Welcome, Scott Shibuya Brown!

This month we are featuring the poets and writers who have signed with us in the past six months—all writers who submitted work during one of our two annual open reading periods.
Today we bring you Scott Shibuya Brown, whose novel The Traders will be published in November of 2017.
 

The Authorbrown-author-photo

Scott Shibuya Brown is the author of the novel Far Afield (Red Hen Press; 2010), and a former staff journalist at Time Magazine and The Los Angeles Times. His reporting, reviews, and photos also have appeared in The Atlantic Monthly, The Washington Post, The Kartika Review and The LA Weekly, among other publications. He has an MFA in Writing from CalArts and currently teaches at California State University, Northridge. He lives in Los Angeles, still plays in any number of punk and punk-inspired bands, and is currently working on a novel set in 1950s Japan.

 
 
 

Excerpt

How you do, my name is Cecil Po, I am 58 years in August.
For the long time, 19 years, my bookstall is at 182 Porridger Road, South District, Tandomon City, The Kingly Republic of Tandomon. Now it’s big enough yes, but when it started it was just an alley space between a bad-smell coffee stand and the hairdressers always full up with the Indo maids from the Atwells Lanes. But as time went by, the coffee shop got shut down when another mouse tail got found again in the coconut nian gao (unluckily by the council official), and after Tandomon changed over to being poor, the maids went away and the hairdressers’ put up blocks, too. And so then I advanced into their spaces for during this time the other booksellers also got plowed by the bad econ and I purveyed much inventory much quickly and cheaply. And so if the front to my shop looks appearance-same from then, inside I now have three spaces run together on top by a catwalk upon which I learned to commove very fastly and without devoting any too much thought. Ha!, and this name is funny to me for I do not regard cats so much for they bring me always bad luck.
But maybe you say I have bad luck, anyway. This might be true, too. Never I thought I go on being here twenty years.

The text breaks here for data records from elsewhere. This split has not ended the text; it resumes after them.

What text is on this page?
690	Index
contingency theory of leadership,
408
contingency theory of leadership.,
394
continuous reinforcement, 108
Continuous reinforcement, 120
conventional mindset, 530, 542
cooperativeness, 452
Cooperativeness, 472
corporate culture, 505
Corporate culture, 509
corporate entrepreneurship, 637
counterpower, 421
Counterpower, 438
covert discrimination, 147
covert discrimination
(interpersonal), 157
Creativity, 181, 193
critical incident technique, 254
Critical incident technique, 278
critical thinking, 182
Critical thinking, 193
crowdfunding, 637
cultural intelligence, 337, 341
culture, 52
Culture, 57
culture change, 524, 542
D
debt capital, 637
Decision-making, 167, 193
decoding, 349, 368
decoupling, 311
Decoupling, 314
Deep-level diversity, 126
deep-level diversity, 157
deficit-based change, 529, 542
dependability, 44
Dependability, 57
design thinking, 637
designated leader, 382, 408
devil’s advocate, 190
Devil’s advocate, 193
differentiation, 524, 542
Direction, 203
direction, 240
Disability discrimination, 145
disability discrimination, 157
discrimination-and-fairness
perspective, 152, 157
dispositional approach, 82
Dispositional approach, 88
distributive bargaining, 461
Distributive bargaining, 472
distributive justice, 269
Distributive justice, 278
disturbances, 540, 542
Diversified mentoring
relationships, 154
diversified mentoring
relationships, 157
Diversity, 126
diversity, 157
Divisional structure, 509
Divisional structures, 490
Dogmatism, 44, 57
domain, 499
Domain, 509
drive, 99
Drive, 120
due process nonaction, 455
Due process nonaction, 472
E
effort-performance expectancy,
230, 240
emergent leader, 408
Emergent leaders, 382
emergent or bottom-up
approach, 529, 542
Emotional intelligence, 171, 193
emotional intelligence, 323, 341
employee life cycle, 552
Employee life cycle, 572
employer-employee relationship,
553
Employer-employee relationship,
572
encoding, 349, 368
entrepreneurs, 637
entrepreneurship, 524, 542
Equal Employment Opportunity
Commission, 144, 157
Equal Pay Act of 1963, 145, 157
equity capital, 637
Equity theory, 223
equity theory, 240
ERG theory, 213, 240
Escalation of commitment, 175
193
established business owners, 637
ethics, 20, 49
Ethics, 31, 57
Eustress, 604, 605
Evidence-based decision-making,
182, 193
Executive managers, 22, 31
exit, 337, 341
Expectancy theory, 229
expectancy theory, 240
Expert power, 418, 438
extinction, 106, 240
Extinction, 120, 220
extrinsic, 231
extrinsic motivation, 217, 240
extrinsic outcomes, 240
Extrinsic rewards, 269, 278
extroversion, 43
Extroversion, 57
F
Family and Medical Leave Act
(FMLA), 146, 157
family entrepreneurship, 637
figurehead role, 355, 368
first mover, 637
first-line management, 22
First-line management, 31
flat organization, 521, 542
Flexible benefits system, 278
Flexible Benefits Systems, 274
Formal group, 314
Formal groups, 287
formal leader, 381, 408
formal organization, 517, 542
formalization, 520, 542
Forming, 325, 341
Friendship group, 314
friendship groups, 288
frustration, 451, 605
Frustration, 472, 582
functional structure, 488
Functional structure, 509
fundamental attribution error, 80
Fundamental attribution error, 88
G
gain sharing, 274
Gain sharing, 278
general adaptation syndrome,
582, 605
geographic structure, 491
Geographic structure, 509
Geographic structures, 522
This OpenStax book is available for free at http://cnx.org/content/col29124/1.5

That would be like the jail sentence if you told me up top. I would have been very low or maybe even strike you if you would say this, for back then I desired only the single thing and that was to lock up myself in the prison of being a notable writer. So to this task I devoted many many hours and many many years, and overall I completed for myself several long books of careful pages. But like the child story of the girl with the Xiasi dog that just turn up its nose to food, all my tries got rejected from the book people. I joke to myself that sometimes my tries were rejected so fast the stamp paste on the envelopes was not yet dry. Now all the paste is dried-up and all my writings sleep underneath my bedframe and I forget about them.
But maybe you say I am in jail, anyway. Then again maybe you are right. Day after day I spend moving these piles of old books to here and there, shuffling hurting feet and trying to look busy when my customers arrive so they don’t think they have come into a cannot make it shop. And then they go away without buying not even the paperback and I have wasted my efforts for nothing. Other times they come in and ask me bushels of questions wanting this volume or that one for a cheap price, and when I don’t have or it is too much, they change to huffy and walk out with no words. Meantime, my stacks grow taller because when the persons come in with their don’t-want volumes and cannot get you to buy, they leave such behind anyway since no one likes to toss books. So now I am trapped wherever I move by the stacks of Mr. Robbins and Mr. Sheldon and Miss Collins because I cannot throw these away, either, and now they become even more like my jailers since I slave myself to find space for them and their fat bricks of rubbishy writings.
So this is my trade and my bookstall is named Gecko 8.